Totally agree on what BL says on her blog:
[Home is for free expression and inspiration , not for good impression]
but is it a valid reason why the closest people around us always get the nasty effects of rude response, mood-swings and the more negative side of our personality? do we even take that expression for granted and think that as family, it is only right that they see the worst side of us? and get the s*** that others wont get, even though it might not be their fault in the first place??

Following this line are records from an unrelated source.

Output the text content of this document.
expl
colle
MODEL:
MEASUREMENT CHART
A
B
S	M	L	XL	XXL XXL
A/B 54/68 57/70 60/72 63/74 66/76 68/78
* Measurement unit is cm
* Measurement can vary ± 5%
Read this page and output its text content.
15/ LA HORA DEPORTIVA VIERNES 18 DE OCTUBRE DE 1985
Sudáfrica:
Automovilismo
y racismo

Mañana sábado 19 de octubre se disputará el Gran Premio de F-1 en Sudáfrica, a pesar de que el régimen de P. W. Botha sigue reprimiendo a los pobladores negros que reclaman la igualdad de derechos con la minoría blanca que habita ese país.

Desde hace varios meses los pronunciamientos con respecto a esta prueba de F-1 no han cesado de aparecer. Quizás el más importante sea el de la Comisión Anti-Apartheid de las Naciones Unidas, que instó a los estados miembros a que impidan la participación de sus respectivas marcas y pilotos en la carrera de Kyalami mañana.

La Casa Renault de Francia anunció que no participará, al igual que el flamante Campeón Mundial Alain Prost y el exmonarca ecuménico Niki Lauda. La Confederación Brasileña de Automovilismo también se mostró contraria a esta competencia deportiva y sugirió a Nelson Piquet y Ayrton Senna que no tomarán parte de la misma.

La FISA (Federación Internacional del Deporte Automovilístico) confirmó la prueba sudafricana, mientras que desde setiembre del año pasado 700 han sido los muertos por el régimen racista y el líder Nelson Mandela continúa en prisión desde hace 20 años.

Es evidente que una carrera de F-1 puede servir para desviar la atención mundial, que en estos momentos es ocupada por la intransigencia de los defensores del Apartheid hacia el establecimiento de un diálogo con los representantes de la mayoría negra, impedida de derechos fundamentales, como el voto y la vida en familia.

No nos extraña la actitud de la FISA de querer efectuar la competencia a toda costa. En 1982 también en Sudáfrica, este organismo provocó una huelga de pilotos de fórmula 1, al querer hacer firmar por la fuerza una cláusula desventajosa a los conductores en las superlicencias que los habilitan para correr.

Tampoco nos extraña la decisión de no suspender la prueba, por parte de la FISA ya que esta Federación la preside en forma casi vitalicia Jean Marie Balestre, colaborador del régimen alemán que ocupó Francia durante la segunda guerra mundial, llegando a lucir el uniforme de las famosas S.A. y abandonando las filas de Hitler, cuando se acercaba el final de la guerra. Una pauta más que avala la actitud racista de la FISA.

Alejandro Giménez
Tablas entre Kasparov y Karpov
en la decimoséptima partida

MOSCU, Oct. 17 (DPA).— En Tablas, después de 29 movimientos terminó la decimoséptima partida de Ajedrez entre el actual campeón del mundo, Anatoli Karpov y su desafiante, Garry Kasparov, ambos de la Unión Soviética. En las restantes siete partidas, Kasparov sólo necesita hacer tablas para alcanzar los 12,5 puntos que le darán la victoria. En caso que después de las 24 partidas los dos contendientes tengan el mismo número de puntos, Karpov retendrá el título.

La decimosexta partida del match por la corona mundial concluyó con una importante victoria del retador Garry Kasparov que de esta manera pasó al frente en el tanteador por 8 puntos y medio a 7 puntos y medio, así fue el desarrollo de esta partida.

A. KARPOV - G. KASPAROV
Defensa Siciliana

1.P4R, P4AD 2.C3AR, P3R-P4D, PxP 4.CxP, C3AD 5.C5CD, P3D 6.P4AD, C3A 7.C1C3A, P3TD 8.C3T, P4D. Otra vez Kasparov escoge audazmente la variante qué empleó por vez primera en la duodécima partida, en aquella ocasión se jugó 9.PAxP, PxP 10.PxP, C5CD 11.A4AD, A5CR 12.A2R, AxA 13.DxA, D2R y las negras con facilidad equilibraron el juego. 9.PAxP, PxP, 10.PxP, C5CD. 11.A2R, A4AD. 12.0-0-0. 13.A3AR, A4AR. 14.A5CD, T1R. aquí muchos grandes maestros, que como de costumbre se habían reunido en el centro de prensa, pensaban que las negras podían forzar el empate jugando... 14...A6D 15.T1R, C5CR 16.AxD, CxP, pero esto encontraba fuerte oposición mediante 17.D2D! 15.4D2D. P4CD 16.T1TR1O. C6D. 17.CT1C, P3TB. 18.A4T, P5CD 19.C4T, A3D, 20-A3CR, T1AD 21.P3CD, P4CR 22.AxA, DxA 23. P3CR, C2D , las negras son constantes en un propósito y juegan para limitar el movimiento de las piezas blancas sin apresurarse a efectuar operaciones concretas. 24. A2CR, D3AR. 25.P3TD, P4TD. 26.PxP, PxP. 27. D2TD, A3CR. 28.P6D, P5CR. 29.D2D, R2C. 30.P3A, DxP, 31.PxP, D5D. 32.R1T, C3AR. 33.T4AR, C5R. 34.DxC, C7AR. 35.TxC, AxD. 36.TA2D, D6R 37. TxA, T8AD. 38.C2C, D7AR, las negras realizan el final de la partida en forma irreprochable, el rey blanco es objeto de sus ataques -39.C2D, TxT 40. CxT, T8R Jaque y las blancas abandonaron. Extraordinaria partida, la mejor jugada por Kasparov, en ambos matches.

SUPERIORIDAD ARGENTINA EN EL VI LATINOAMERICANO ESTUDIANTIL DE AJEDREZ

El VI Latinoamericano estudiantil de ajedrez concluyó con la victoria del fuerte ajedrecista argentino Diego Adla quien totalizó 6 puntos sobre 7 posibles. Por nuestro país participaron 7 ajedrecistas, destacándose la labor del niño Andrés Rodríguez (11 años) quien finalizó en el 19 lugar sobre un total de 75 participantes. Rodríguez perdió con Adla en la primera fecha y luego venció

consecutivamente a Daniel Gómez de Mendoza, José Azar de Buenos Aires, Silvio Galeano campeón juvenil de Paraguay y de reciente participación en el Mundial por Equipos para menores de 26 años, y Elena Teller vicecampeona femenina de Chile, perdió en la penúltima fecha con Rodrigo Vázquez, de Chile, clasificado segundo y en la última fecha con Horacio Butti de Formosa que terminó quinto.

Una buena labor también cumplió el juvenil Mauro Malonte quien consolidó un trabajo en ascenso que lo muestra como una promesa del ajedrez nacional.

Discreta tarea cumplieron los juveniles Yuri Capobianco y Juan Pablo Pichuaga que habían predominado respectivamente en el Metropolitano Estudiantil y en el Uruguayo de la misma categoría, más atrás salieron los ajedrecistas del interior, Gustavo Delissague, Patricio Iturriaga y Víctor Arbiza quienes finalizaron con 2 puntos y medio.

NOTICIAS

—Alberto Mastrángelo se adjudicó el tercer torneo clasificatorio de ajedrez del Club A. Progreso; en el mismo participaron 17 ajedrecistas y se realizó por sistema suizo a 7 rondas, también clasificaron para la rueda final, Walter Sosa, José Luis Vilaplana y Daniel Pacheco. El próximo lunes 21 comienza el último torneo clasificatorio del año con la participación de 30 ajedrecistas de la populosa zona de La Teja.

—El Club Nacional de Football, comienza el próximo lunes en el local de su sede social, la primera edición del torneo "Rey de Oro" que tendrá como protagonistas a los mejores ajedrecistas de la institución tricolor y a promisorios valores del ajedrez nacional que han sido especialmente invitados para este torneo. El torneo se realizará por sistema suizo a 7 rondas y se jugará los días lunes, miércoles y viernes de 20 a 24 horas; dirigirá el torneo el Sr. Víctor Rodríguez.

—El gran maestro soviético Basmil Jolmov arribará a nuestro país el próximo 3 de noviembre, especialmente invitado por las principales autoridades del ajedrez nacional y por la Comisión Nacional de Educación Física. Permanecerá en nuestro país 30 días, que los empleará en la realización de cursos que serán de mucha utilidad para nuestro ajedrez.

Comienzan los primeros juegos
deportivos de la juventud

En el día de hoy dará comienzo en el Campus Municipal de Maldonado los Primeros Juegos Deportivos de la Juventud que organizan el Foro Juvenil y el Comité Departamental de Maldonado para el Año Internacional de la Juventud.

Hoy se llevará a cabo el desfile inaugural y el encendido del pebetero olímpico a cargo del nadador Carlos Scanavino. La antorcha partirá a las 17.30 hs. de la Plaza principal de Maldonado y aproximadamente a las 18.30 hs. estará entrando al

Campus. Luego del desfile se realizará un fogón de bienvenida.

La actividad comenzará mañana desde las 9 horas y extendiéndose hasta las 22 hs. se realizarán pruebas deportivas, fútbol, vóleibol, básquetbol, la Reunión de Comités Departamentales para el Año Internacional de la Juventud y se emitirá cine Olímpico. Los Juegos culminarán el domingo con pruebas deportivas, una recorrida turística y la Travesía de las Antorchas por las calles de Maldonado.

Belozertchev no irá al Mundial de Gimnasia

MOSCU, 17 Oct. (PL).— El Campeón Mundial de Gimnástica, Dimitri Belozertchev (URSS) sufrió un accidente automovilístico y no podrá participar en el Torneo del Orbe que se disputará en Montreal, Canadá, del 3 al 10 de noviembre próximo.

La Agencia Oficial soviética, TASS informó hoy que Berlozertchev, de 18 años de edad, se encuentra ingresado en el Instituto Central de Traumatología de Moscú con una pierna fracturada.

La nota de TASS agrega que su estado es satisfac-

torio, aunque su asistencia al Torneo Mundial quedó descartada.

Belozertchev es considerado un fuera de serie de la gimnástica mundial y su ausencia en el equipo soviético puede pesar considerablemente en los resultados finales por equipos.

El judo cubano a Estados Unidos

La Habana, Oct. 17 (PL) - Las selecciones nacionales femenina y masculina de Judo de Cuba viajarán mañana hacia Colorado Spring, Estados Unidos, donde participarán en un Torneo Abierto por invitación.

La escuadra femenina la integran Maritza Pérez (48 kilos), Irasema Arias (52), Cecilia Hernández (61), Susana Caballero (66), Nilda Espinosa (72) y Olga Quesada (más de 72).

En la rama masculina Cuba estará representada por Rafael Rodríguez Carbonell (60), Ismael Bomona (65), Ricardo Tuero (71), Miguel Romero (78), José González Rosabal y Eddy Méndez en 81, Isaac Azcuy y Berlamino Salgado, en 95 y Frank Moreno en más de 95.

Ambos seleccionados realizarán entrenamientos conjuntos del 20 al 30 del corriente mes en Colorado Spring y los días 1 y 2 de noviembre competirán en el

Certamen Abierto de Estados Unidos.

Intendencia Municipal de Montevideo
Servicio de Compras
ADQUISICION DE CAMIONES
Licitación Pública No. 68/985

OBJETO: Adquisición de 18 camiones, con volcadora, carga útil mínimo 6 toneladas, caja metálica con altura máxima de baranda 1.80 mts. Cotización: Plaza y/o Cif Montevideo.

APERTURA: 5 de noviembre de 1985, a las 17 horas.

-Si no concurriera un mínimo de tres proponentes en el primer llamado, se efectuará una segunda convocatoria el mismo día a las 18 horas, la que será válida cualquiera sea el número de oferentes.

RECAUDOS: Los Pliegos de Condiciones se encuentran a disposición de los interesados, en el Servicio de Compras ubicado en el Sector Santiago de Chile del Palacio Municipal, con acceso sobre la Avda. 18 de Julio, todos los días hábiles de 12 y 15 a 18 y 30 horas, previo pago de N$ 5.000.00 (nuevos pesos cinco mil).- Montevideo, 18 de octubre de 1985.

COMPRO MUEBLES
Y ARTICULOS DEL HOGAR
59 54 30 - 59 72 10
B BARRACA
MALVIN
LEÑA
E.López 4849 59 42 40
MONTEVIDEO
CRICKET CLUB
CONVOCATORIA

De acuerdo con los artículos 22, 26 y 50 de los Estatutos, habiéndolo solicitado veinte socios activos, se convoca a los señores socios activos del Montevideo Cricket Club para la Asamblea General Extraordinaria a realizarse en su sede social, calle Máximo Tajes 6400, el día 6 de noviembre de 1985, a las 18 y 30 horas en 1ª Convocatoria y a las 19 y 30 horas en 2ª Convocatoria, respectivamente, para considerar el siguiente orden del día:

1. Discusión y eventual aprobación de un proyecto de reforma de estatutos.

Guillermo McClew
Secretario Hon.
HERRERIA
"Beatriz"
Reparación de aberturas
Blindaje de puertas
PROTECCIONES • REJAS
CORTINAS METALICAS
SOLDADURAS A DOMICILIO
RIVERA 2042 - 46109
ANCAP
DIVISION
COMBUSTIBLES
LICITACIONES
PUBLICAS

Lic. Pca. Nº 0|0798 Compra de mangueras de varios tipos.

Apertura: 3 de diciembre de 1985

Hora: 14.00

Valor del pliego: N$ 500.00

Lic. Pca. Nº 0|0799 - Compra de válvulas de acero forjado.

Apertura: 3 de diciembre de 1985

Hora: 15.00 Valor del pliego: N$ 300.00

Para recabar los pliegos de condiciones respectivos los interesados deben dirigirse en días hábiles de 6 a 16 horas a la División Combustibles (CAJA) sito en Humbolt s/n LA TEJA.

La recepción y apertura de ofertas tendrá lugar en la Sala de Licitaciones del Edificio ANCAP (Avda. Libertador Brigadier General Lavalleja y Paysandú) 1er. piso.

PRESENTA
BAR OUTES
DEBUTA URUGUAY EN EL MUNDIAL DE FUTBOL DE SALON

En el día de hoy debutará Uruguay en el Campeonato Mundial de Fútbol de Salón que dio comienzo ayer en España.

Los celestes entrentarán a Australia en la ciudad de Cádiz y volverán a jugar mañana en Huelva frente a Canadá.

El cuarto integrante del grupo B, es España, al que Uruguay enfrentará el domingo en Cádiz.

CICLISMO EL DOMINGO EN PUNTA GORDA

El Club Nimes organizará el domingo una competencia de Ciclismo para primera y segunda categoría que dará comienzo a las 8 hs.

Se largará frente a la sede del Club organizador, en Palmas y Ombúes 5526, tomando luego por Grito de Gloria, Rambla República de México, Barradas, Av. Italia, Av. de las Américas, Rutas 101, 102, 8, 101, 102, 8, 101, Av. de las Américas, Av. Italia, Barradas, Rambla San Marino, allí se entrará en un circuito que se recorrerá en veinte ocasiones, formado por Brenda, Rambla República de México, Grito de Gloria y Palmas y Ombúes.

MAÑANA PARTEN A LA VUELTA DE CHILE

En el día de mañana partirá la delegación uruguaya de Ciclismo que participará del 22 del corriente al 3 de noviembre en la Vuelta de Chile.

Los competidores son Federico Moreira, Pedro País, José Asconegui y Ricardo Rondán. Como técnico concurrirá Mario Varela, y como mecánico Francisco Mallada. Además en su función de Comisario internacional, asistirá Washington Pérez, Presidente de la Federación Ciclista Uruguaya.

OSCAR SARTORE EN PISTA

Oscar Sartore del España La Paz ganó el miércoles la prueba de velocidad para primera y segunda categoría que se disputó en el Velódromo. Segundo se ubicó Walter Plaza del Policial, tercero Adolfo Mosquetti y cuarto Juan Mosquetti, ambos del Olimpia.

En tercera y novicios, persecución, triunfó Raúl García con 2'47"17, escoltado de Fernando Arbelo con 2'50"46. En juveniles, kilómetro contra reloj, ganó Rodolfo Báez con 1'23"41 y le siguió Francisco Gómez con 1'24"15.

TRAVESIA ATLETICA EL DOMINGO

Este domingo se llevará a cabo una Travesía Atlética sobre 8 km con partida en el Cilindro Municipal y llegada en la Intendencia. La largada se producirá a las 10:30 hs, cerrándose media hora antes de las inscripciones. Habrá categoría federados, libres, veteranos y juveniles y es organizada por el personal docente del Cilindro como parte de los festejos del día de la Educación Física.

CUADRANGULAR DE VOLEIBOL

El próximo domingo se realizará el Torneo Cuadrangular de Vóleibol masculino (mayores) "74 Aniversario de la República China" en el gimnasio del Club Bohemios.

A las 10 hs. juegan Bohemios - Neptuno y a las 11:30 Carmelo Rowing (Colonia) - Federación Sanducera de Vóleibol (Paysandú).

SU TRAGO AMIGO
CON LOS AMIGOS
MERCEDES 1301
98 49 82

yeap. i guess that happens to me.. uncontrollable release of agression and frustrations in the comfort of one's home. it's like returning to a safe pier for repair and maintenance before we go in search of new places and destinations.. i take for granted the tolerance of my family, and am reassured that no matter what i do, i'll be forgiven and loved. it's a selfish and evil thought. maybe that's what others call bond?
the time of the year has come for reflection and more reflections. partly because of the season, but more as a result of the upcoming exams. has always been like that. nearing the exam period where i know time is running out, i'll have a million and one things to do EXCEPT getting started. i am lying if i say the stress dont get into me. a friend was telling me she aims to be like me, to really enjoy uni life for the next 3 years, 4 if possible, and not let the pressure bug me. then again, how was she able to just 'determine' how i react to the environment around me when i, myself cant even do that? i am trying hard not to get too uptight about the stupid papers at the end of the month but the more i resist the thought of being pressurized, the more i seem to be affected. and the problem now is, how can i prioritize my work such that i finish my 3 assignments on time for submission AND then START going through the webcasts for those lectures that i've slept thru (like ALL of them!!)...
besides not doing all of the above, i've started to watch shows.. mediacorp shows, the project superstarII.. sometimes an episode or two of american next top model, sometimes extreme makeover, sometimes taiwan variety progs, and not to forget korean shows and anime.. and all these are slowing climbing the chart of my priority list. it's frustrating knowing the cause but cant find a cure for it. am so looking forward to Dec.. AFTER the exams, the attend my cousin's wedding.. (1st of all my cousins).. after my uncle's.. which was like donkey years ago (maybe 8).. i'm so looking forward to be affected by the happiness.. and isnt it sweet to get married in the best season of the year?